Die Polynomics AG und die Frontier Economics Ltd. führten Expertengespräche mit Vertretern aus allen Anspruchsgruppen unter Zuhilfenahme eines strukturierten Fragebogens. In diesen zeichneten sich vier zentrale Themen ab. Als mögliche Reformoptionen wurden eine Vollprüfung, ein Gebrauchsmuster, eine Neuheitsschonfrist und ein Anschluss an das PPH-Programm (ein bilaterales Abkommen unter der Bezeichnung Patent Prosecution Highway zwischen Patentämtern und internationalen Organisationen) gesehen. Die Ergebnisse waren jedoch sehr unterschiedlich, auch innerhalb der Anspruchsgruppen.

Eine Vollprüfung würde die Erweiterung der Patentprüfung um Neuheit und erfinderische Tätigkeit umfassen. Bei einem Gebrauchsmuster würde es sich um ein «kleines Patent» handeln, welches geringere Anforderungen an das Schutzrecht und eine kürzere Schutzdauer vorsähe. Unter einer Neuheitsschonfrist darf ein bekannt gemachter Schutzgegenstand innerhalb einer definierten Frist trotzdem noch zum Patent angemeldet werden. Mit dem Anschluss an das PPH-Programm soll ein Austausch und die gegenseitige Nutzung von Arbeitsergebnissen beim Patentprüfungsverfahren zwischen Patentämtern ermöglicht werden.

Die Befragungen ergaben, dass weder eine Abschaffung des nationalen Schweizer Patents noch wesentliche Änderungen des Schutzumfangs und der Schutzausnahmen sowie Änderungen am heutigen nationalen Patent angezeigt sind. In Frage kommen jedoch die Einführung einer Vollprüfung, am besten kombiniert mit der Möglichkeit eines Gebrauchsmusters und der Teilnahme an der internationalen Zusammenarbeit (PPH), aber ohne Neuheitsschonfrist. Dies würde eine Angleichung des Schweizer Systems an jenes von Deutschland und Österreich bedeuten.

2. Würdigung aus Sicht des IGE

Prof. Dr. Felix Addor, Stellvertretender Direktor des IGE und Leiter der Abteilung Recht und Internationales, nahm eine Würdigung der Studie aus Sicht des IGE in Bezug auf den Status quo des Schweizer Patents vor.

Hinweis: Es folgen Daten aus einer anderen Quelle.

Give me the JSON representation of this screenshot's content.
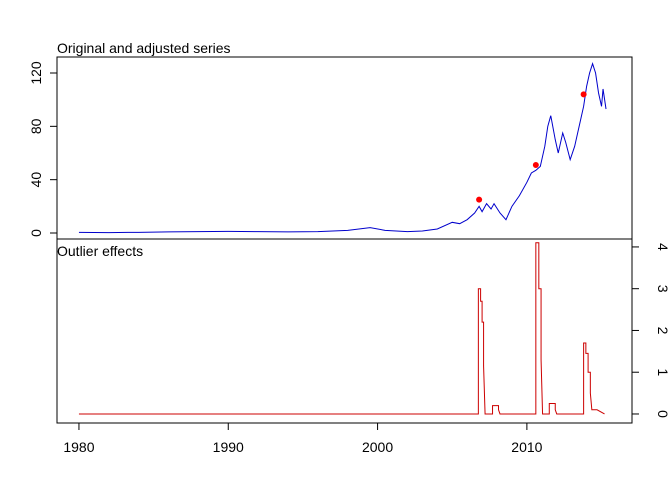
{
  "chart_data": [
    {
      "type": "line",
      "title": "Original and adjusted series",
      "xlim": [
        1978.53,
        2017.04
      ],
      "ylim": [
        -4.5,
        132
      ],
      "yticks": [
        0,
        40,
        80,
        120
      ],
      "series": [
        {
          "color": "#0000cc",
          "x": [
            1980,
            1982,
            1984,
            1986,
            1988,
            1990,
            1992,
            1994,
            1996,
            1998,
            1999.5,
            2000.5,
            2002,
            2003,
            2004,
            2005,
            2005.5,
            2006,
            2006.5,
            2006.8,
            2007,
            2007.3,
            2007.6,
            2007.8,
            2008.2,
            2008.6,
            2009,
            2009.5,
            2010,
            2010.3,
            2010.6,
            2010.9,
            2011.2,
            2011.4,
            2011.6,
            2011.9,
            2012.1,
            2012.4,
            2012.6,
            2012.9,
            2013.2,
            2013.5,
            2013.8,
            2014.0,
            2014.2,
            2014.4,
            2014.6,
            2014.8,
            2015.0,
            2015.1,
            2015.3
          ],
          "values": [
            0.5,
            0.3,
            0.5,
            0.8,
            1,
            1.2,
            1,
            0.8,
            1,
            2,
            4,
            2,
            1,
            1.5,
            3,
            8,
            7,
            10,
            15,
            20,
            16,
            22,
            18,
            22,
            15,
            10,
            20,
            28,
            38,
            45,
            47,
            50,
            65,
            80,
            88,
            70,
            60,
            75,
            68,
            55,
            65,
            80,
            95,
            110,
            120,
            127,
            120,
            105,
            95,
            108,
            93
          ]
        },
        {
          "type": "scatter",
          "color": "#ff0000",
          "x": [
            2006.8,
            2010.6,
            2013.8
          ],
          "values": [
            25,
            51,
            104
          ]
        }
      ]
    },
    {
      "type": "line",
      "title": "Outlier effects",
      "xlim": [
        1978.53,
        2017.04
      ],
      "ylim": [
        -0.216,
        4.19
      ],
      "yticks": [
        0,
        1,
        2,
        3,
        4
      ],
      "xticks": [
        1980,
        1990,
        2000,
        2010
      ],
      "series": [
        {
          "color": "#cc0000",
          "x": [
            1980,
            2006.75,
            2006.75,
            2006.9,
            2006.9,
            2007.0,
            2007.0,
            2007.1,
            2007.1,
            2007.2,
            2007.7,
            2007.7,
            2008.1,
            2008.1,
            2008.2,
            2010.6,
            2010.6,
            2010.8,
            2010.8,
            2010.95,
            2010.95,
            2011.05,
            2011.5,
            2011.5,
            2011.9,
            2011.9,
            2012.0,
            2013.8,
            2013.8,
            2013.95,
            2013.95,
            2014.1,
            2014.1,
            2014.25,
            2014.25,
            2014.35,
            2014.7,
            2014.7,
            2015.2
          ],
          "values": [
            0,
            0,
            3,
            3,
            2.7,
            2.7,
            2.2,
            2.2,
            1.15,
            0,
            0,
            0.2,
            0.2,
            0.1,
            0,
            0,
            4.1,
            4.1,
            3.0,
            3.0,
            1.3,
            0,
            0,
            0.25,
            0.25,
            0.1,
            0,
            0,
            1.7,
            1.7,
            1.45,
            1.45,
            1.0,
            1.0,
            0.5,
            0.1,
            0.1,
            0.1,
            0
          ]
        }
      ]
    }
  ]
}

Er hielt fest, dass das Schweizer Patent derzeit mangels Prüfung der Neuheit und erfinderischen Tätigkeit nicht die gleiche rechtliche Wirkung wie ein vollgeprüftes EPA-Patent hat. Dies wiederspiegle sich auch im Schweizer Patentbestand: Nur etwa 8% der im Schweizer Register eingetragenen neu erteilten Patente sind nationale Patente. Das Schweizer Patent stelle jedoch eine unterscheidungskräftige Alternative zum vollgeprüften EPA-Patent dar und sei relativ preisgünstig. Deshalb stosse es bei gewissen Nutzern, insbesondere Einzelerfindern und Schweizer KMU, auf Interesse.

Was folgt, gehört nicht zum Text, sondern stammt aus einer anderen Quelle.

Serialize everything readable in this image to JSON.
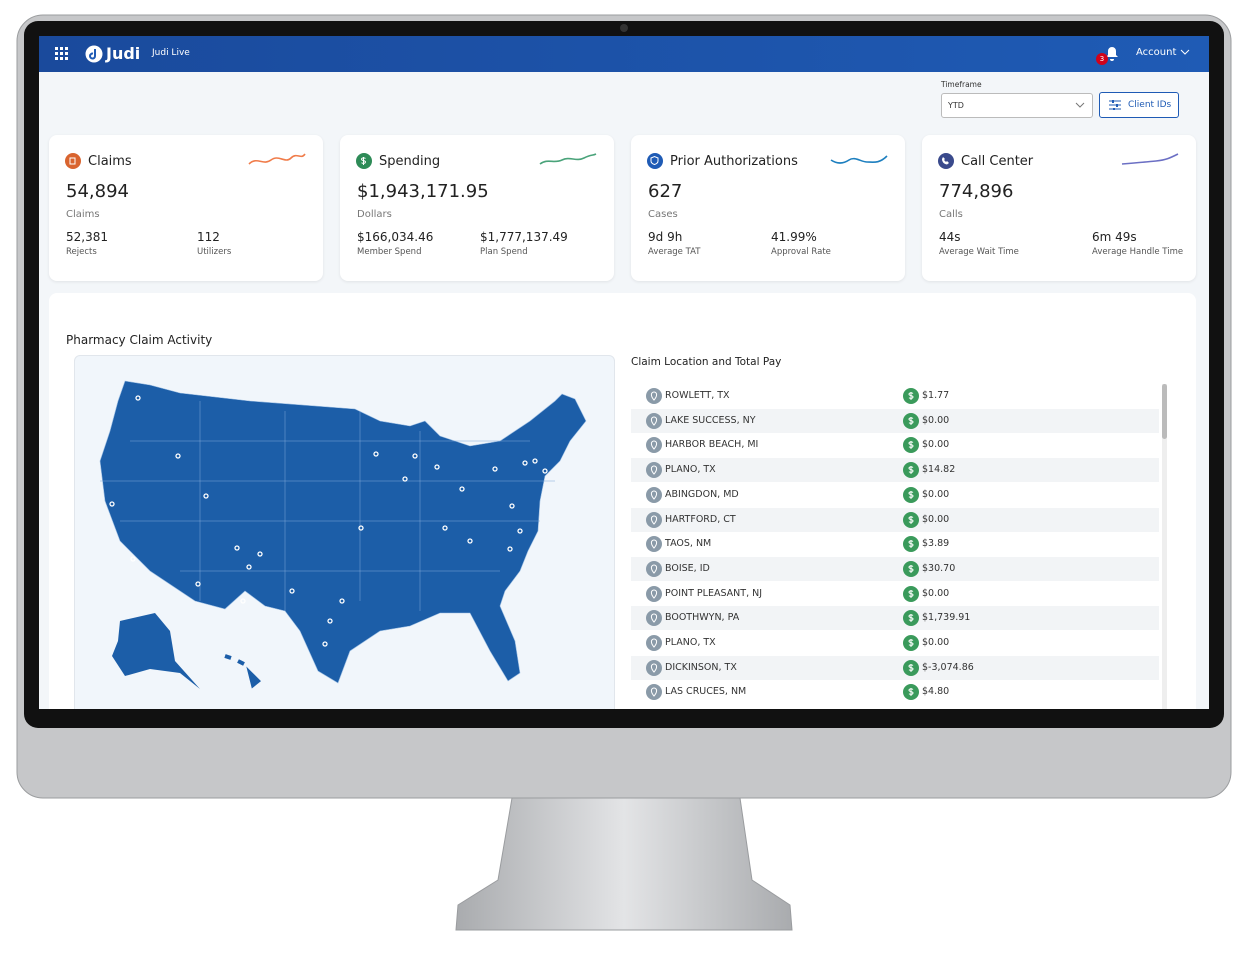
{
  "header": {
    "app_name": "Judi",
    "product": "Judi Live",
    "notifications": "3",
    "account": "Account"
  },
  "filters": {
    "timeframe_label": "Timeframe",
    "timeframe": "YTD",
    "client_ids": "Client IDs"
  },
  "cards": [
    {
      "title": "Claims",
      "value": "54,894",
      "unit": "Claims",
      "stats": [
        {
          "value": "52,381",
          "label": "Rejects"
        },
        {
          "value": "112",
          "label": "Utilizers"
        }
      ]
    },
    {
      "title": "Spending",
      "value": "$1,943,171.95",
      "unit": "Dollars",
      "stats": [
        {
          "value": "$166,034.46",
          "label": "Member Spend"
        },
        {
          "value": "$1,777,137.49",
          "label": "Plan Spend"
        }
      ]
    },
    {
      "title": "Prior Authorizations",
      "value": "627",
      "unit": "Cases",
      "stats": [
        {
          "value": "9d 9h",
          "label": "Average TAT"
        },
        {
          "value": "41.99%",
          "label": "Approval Rate"
        }
      ]
    },
    {
      "title": "Call Center",
      "value": "774,896",
      "unit": "Calls",
      "stats": [
        {
          "value": "44s",
          "label": "Average Wait Time"
        },
        {
          "value": "6m 49s",
          "label": "Average Handle Time"
        }
      ]
    }
  ],
  "activity": {
    "title": "Pharmacy Claim Activity",
    "table_title": "Claim Location and Total Pay",
    "rows": [
      {
        "location": "ROWLETT, TX",
        "pay": "$1.77"
      },
      {
        "location": "LAKE SUCCESS, NY",
        "pay": "$0.00"
      },
      {
        "location": "HARBOR BEACH, MI",
        "pay": "$0.00"
      },
      {
        "location": "PLANO, TX",
        "pay": "$14.82"
      },
      {
        "location": "ABINGDON, MD",
        "pay": "$0.00"
      },
      {
        "location": "HARTFORD, CT",
        "pay": "$0.00"
      },
      {
        "location": "TAOS, NM",
        "pay": "$3.89"
      },
      {
        "location": "BOISE, ID",
        "pay": "$30.70"
      },
      {
        "location": "POINT PLEASANT, NJ",
        "pay": "$0.00"
      },
      {
        "location": "BOOTHWYN, PA",
        "pay": "$1,739.91"
      },
      {
        "location": "PLANO, TX",
        "pay": "$0.00"
      },
      {
        "location": "DICKINSON, TX",
        "pay": "$-3,074.86"
      },
      {
        "location": "LAS CRUCES, NM",
        "pay": "$4.80"
      }
    ]
  }
}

Prof. Addor folgerte jedoch, dass der Status quo sowohl auf juristischer als auch auf ökonomischer Ebene unbefriedigend sei. Aus juristischer Sicht sage der Eintrag im Patentregister nichts über die Gültigkeit des Patents aus, weshalb sich gestützt darauf keine superprovisorische Verfügung erwirken lasse. Die damit verbundene Rechtsunsicherheit erhöhe aus ökonomischer Sicht die Transaktionskosten.

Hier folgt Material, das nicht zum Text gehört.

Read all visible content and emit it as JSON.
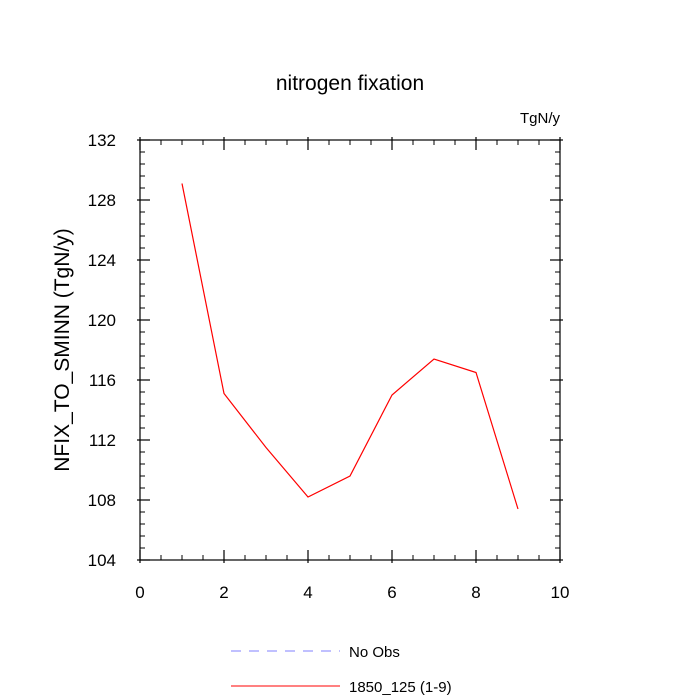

Zu den Resultaten der Studien bemerkte er, dass die Beteiligung an der Umfrage gering war und bloss knapp die Hälfte für ein vollgeprüftes nationales Schweizer Patent votierte. Die Reformoptionen sollten in Relation mit der volkswirtschaftlichen Relevanz des nationalen Schweizer Patents gesehen werden, respektive damit wie mit einem optimierten nationalen System der Gesamtnutzen maximiert werden könne.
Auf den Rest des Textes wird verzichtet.